I asked if his painting were intended as a protest, and I think he was sincere when he insisted that it was not. “My work is my memory, my religion, my questions. It is not a protest.”
He told me that he is a Catholic and practices the Faith. “I am Christian, Catholic. Very Christian and Catholic. When I have children, I will teach them this.”
I asked him if he went to Mass, as the Church teaches he is obliged to do, and he said, “Oh yes.”
“Every Sunday?”
“Oh no. Not every Sunday!”
I was invited to view an “installation”. A little booth, resembling a confessional, had been constructed, decorated with the red brocade wall covering, traditional in Italian Baroque churches, and a prie-dieu, painted with the tourist slogan “I (heart) Jesus”. I was invited by the artist to kneel down and put on a pair of headphones and watch the video on the iPad attached to the wall.
I was expecting irony, the usual sneering, but the video was poignant, nostalgic and rather sad. Filmed in the style of an old movie newsreel in grainy black and white, it featured long walking shots through churches and the beautiful and romantic Protestant Cemetery of Rome. The theme of Mr. Maugliani’s work was “Sisters” and the camera zoomed in on gravestones featuring faded photos of Catholic nuns in traditional habits.
Mr. Maugliani told me, “No. No. It’s not a protest.” Speaking in a combination of halting English, French and Italian, he said, “My project is only to relay my memory, my nostalgia” for the faith of his childhood.
“But all my works, including this project, is my memory. My childhood with my grandmother. I remember walking with my grandmother in the city. I know the sisters, the priests.”
The faith, he said, “is a great mystery.”
He told me that in the many hours he spent working on the painting, he listened to recordings of the Rosary, sung by nuns. “My own vision as an artist, I open my mind and ask about my own truth, my own reality. In this video, the music was not Gregorian chant. It is of the Rosary. Which is a mantra. My works are this mantra. For me, in my mind while I was painting, was the Rosary.”
I asked him then, why the painting of a woman in clerical dress. “This is my question [to the Church]. Why, this woman, very beautiful and spiritual, who is called to give life,” cannot be ordained.
“It is not a protest, but a question. I think my woman asks something inside: why not? Just for me, I think a woman is the same as a man, and I ask, for the celebration, [of the Mass] why not?”

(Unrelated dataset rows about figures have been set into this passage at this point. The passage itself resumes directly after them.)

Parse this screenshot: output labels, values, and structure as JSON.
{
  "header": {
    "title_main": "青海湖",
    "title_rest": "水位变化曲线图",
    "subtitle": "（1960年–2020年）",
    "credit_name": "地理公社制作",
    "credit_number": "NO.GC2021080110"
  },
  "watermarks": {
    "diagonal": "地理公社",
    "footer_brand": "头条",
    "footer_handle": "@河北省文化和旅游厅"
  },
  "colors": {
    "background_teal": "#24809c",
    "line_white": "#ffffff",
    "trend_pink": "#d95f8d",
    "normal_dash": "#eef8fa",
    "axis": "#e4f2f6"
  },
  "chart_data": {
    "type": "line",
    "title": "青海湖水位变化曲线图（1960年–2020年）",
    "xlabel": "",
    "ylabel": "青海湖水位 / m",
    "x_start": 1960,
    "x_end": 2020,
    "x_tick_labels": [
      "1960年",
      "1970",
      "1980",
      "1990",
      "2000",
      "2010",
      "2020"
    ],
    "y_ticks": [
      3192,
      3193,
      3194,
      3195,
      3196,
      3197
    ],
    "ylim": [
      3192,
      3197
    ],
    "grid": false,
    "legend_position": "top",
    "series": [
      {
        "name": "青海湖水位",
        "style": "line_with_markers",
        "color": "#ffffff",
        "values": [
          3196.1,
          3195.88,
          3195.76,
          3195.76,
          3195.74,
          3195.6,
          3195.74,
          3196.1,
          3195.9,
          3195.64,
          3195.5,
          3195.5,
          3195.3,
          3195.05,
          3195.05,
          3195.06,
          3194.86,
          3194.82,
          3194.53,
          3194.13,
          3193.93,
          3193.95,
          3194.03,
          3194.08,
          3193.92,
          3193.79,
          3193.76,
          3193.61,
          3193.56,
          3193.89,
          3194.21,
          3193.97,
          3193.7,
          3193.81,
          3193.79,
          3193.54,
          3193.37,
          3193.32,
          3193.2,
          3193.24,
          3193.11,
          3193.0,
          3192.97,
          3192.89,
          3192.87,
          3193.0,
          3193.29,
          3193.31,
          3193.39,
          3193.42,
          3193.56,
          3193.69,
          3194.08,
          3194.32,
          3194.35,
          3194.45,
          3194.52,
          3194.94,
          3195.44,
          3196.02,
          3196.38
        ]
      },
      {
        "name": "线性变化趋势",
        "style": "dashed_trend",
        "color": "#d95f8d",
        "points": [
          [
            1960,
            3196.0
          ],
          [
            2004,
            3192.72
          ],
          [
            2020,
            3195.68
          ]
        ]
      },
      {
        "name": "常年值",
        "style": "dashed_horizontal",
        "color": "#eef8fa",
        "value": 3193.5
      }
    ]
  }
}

I could not shake the impression that it was an honest question. I detected nothing here of the usual veiled hostility of the professional anti-Catholic protester, no sneering or snide tone. And there was no sign of the worse thing that I have often seen in those who have been taught to hate the Faith, the shredded and stunted emotional development, the wrenching sadness of a damaged soul. I could see perfectly clearly that he meant what he said.
I asked him then if anyone had ever explained the Church’s position: “If I were Catholic, and wanted to know something about this, if it were important to me, I would ask someone. Or look it up for myself. I would get books and study the question, since it is important. Have you done this?”
He simply said, “No”. Had anyone, a priest perhaps, or his grandmother, explained it to him? “No.” Had he ever heard it explained in church? “No.”
Before I thanked him for his time and took my leave, he drew me over to another work, titled “Sweet, sweet cross”. It resembled one of the many reliquaries one sees in Roman churches. It was a sculpture of a plaster cast of a woman’s hand holding a Rosary. Mr. Maugliani told me he had sculpted the Rosary’s beads and Crucifix out of sugar.
“The Credo is very profound,” he said. “It is very strong, and very sweet”.
“I think for the sisters, it is not a matter of sacrifice. For sisters, [their life] is not a sacrifice; it is sweet. Your life is very sweet.”